COGEniX: an industrial informatics framework for cognitive energy forecasting and carbon-aware scheduling in smart zones.
Alanoud Al Mazroa
Abstract
Open AccessIndustrial energy management faces escalating challenges from rising electricity costs, volatile carbon intensity and the operational complexity of integrating renewables and storage. Traditional approaches, ranging from heuristic rules to black-box machine learning models, struggle to balance adaptability, transparency and deployability. Heuristic rules fail to adjust to dynamic operating conditions, while opaque models undermine operator trust, and deployment friction often prevents reliable execution on edge hardware. As a result, factories continue to suffer from inefficiency, idle consumption and missed opportunities for cost-effective decarbonization. This study introduces COGEniX (Cognitive Energy Informatics and eXecution), a unified framework that integrates calibrated multi-horizon forecasting, reinforcement learning (RL) based scheduling, explainability and deterministic edge deployment.

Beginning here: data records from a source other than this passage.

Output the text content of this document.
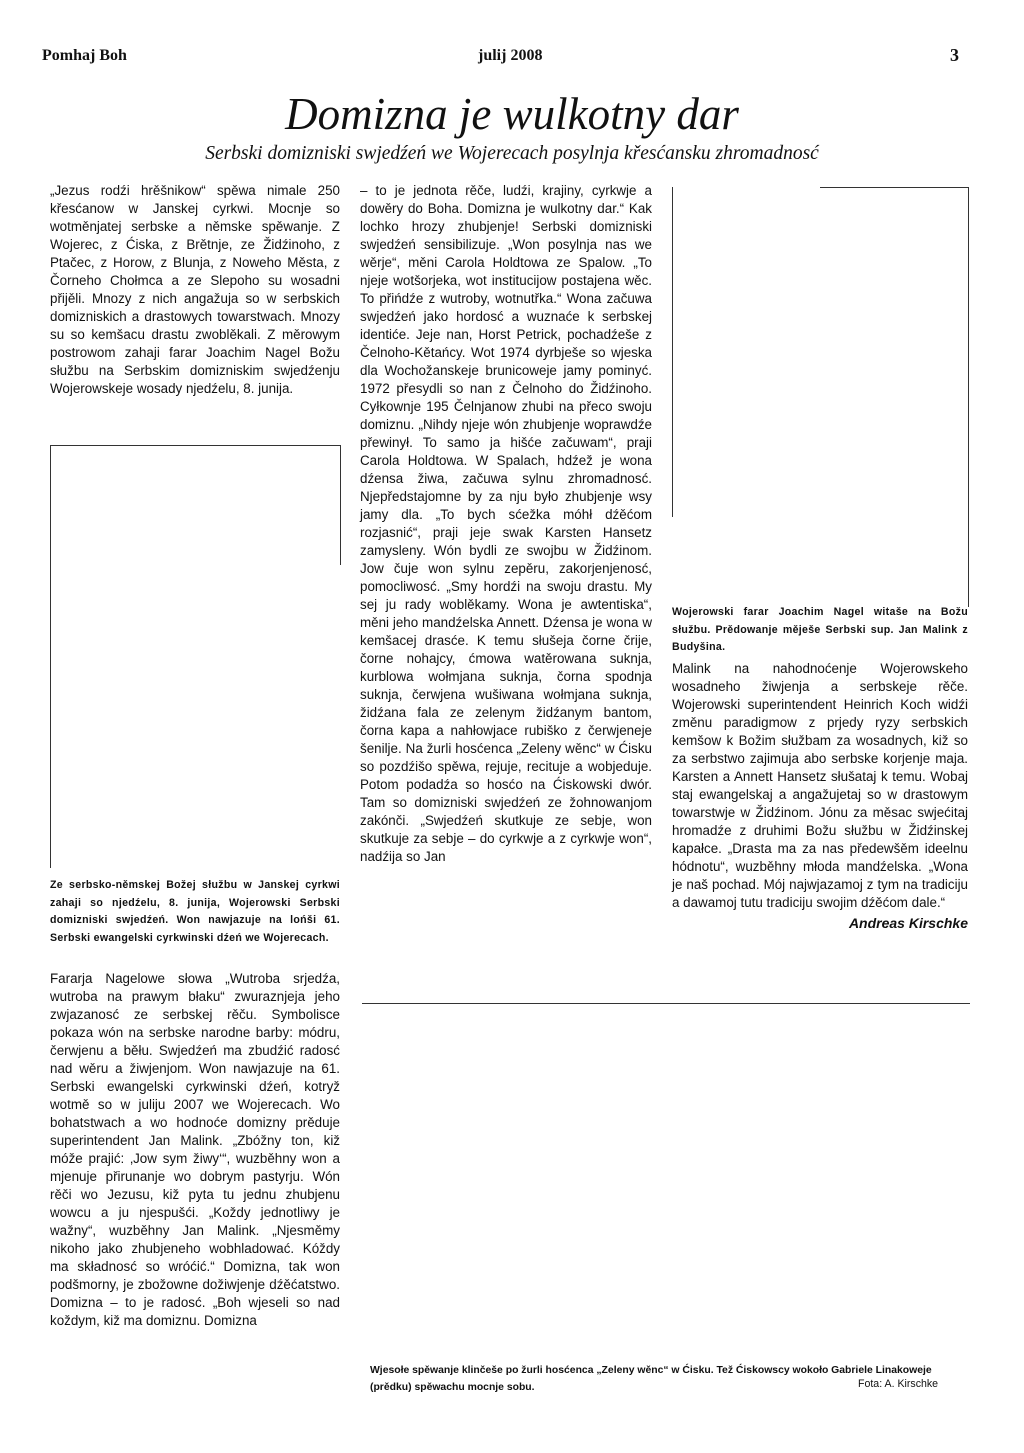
Pomhaj Boh	julij 2008	3
Domizna je wulkotny dar
Serbski domizniski swjedźeń we Wojerecach posylnja křesćansku zhromadnosć

„Jezus rodźi hrěšnikow“ spěwa nimale 250 křesćanow w Janskej cyrkwi. Mocnje so wotměnjatej serbske a němske spěwanje. Z Wojerec, z Ćiska, z Brětnje, ze Židźinoho, z Ptačec, z Horow, z Blunja, z Noweho Města, z Čorneho Chołmca a ze Slepoho su wosadni přijěli. Mnozy z nich angažuja so w serbskich domizniskich a drastowych towarstwach. Mnozy su so kemšacu drastu zwoblěkali. Z měrowym postrowom zahaji farar Joachim Nagel Božu słužbu na Serbskim domizniskim swjedźenju Wojerowskeje wosady njedźelu, 8. junija.

Ze serbsko-němskej Božej słužbu w Janskej cyrkwi zahaji so njedźelu, 8. junija, Wojerowski Serbski domizniski swjedźeń. Won nawjazuje na lońši 61. Serbski ewangelski cyrkwinski dźeń we Wojerecach.

Fararja Nagelowe słowa „Wutroba srjedźa, wutroba na prawym błaku“ zwuraznjeja jeho zwjazanosć ze serbskej rěču. Symbolisce pokaza wón na serbske narodne barby: módru, čerwjenu a běłu. Swjedźeń ma zbudźić radosć nad wěru a žiwjenjom. Won nawjazuje na 61. Serbski ewangelski cyrkwinski dźeń, kotryž wotmě so w juliju 2007 we Wojerecach. Wo bohatstwach a wo hodnoće domizny prěduje superintendent Jan Malink. „Zbóžny ton, kiž móže prajić: ‚Jow sym žiwy‘“, wuzběhny won a mjenuje přirunanje wo dobrym pastyrju. Wón rěči wo Jezusu, kiž pyta tu jednu zhubjenu wowcu a ju njespušći. „Koždy jednotliwy je wažny“, wuzběhny Jan Malink. „Njesměmy nikoho jako zhubjeneho wobhladować. Kóždy ma składnosć so wróćić.“ Domizna, tak won podšmorny, je zbožowne dožiwjenje dźěćatstwo. Domizna – to je radosć. „Boh wjeseli so nad koždym, kiž ma domiznu. Domizna

– to je jednota rěče, ludźi, krajiny, cyrkwje a dowěry do Boha. Domizna je wulkotny dar.“ Kak lochko hrozy zhubjenje! Serbski domizniski swjedźeń sensibilizuje. „Won posylnja nas we wěrje“, měni Carola Holdtowa ze Spalow. „To njeje wotšorjeka, wot institucijow postajena wěc. To přińdźe z wutroby, wotnutřka.“ Wona začuwa swjedźeń jako hordosć a wuznaće k serbskej identiće. Jeje nan, Horst Petrick, pochadźeše z Čelnoho-Kětańcy. Wot 1974 dyrbješe so wjeska dla Wochožanskeje brunicoweje jamy pominyć. 1972 přesydli so nan z Čelnoho do Židźinoho. Cyłkownje 195 Čelnjanow zhubi na přeco swoju domiznu. „Nihdy njeje wón zhubjenje woprawdźe přewinył. To samo ja hišće začuwam“, praji Carola Holdtowa. W Spalach, hdźež je wona dźensa žiwa, začuwa sylnu zhromadnosć. Njepředstajomne by za nju było zhubjenje wsy jamy dla. „To bych sćežka móhł dźěćom rozjasnić“, praji jeje swak Karsten Hansetz zamysleny. Wón bydli ze swojbu w Židźinom. Jow čuje won sylnu zepěru, zakorjenjenosć, pomocliwosć. „Smy hordźi na swoju drastu. My sej ju rady woblěkamy. Wona je awtentiska“, měni jeho mandźelska Annett. Dźensa je wona w kemšacej drasće. K temu słušeja čorne črije, čorne nohajcy, ćmowa watěrowana suknja, kurblowa wołmjana suknja, čorna spodnja suknja, čerwjena wušiwana wołmjana suknja, židźana fala ze zelenym židźanym bantom, čorna kapa a nahłowjace rubiško z čerwjeneje šenilje. Na žurli hosćenca „Zeleny wěnc“ w Ćisku so pozdźišo spěwa, rejuje, recituje a wobjeduje. Potom podadźa so hosćo na Ćiskowski dwór. Tam so domizniski swjedźeń ze žohnowanjom zakónči. „Swjedźeń skutkuje ze sebje, won skutkuje za sebje – do cyrkwje a z cyrkwje won“, nadźija so Jan

Wojerowski farar Joachim Nagel witaše na Božu słužbu. Prědowanje měješe Serbski sup. Jan Malink z Budyšina.

Malink na nahodnoćenje Wojerowskeho wosadneho žiwjenja a serbskeje rěče. Wojerowski superintendent Heinrich Koch widźi změnu paradigmow z prjedy ryzy serbskich kemšow k Božim słužbam za wosadnych, kiž so za serbstwo zajimuja abo serbske korjenje maja. Karsten a Annett Hansetz słušataj k temu. Wobaj staj ewangelskaj a angažujetaj so w drastowym towarstwje w Židźinom. Jónu za měsac swjećitaj hromadźe z druhimi Božu słužbu w Židźinskej kapałce. „Drasta ma za nas předewšěm ideelnu hódnotu“, wuzběhny młoda mandźelska. „Wona je naš pochad. Mój najwjazamoj z tym na tradiciju a dawamoj tutu tradiciju swojim dźěćom dale.“

Andreas Kirschke

Wjesołe spěwanje klinčeše po žurli hosćenca „Zeleny wěnc“ w Ćisku. Tež Ćiskowscy wokoło Gabriele Linakoweje (prědku) spěwachu mocnje sobu.	Fota: A. Kirschke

Experiments on an adapted CityLearn dataset simulating microgrid-style industrial zones compare COGEniX against three representative baselines such as a rule-based scheduler using time-of-use heuristics, a gradient-boosted regression forecaster with deterministic dispatch, and a short-horizon model predictive controller. Validation on the Kaggle multi-floor smart building dataset demonstrates 44.0% lower MAE and 39.3% lower RMSE with 15.3% energy savings and 18.1% CO2 reduction at edge-feasible latency, confirming both predictive and operational gains. Patch-based transformers generate calibrated load and price forecasts that expose temporal drivers, while a Soft Actor-Critic scheduler optimizes a joint objective over cost and carbon under uncertainty and process constraints. SHAP (SHapley Additive exPlanations) explanations align with attention to yield interpretable decision narratives, and ONNX(Open Neural Network Exchange)/TorchScript export with pruning, quantization and profiling ensures compliance with latency and memory limits on real devices. Evaluation across CityLearn industrial zones shows up to a 27% reduction in operational cost and a 31% decrease in CO2 emissions compared with the strongest baseline, maintaining robustness under forecast noise. By coupling forecasting, control, interpretability and deployment in a cohesive pipeline, COGEniX advances industrial energy management toward adaptive, carbon-aware and auditable decision-making that aligns profitability with sustainability.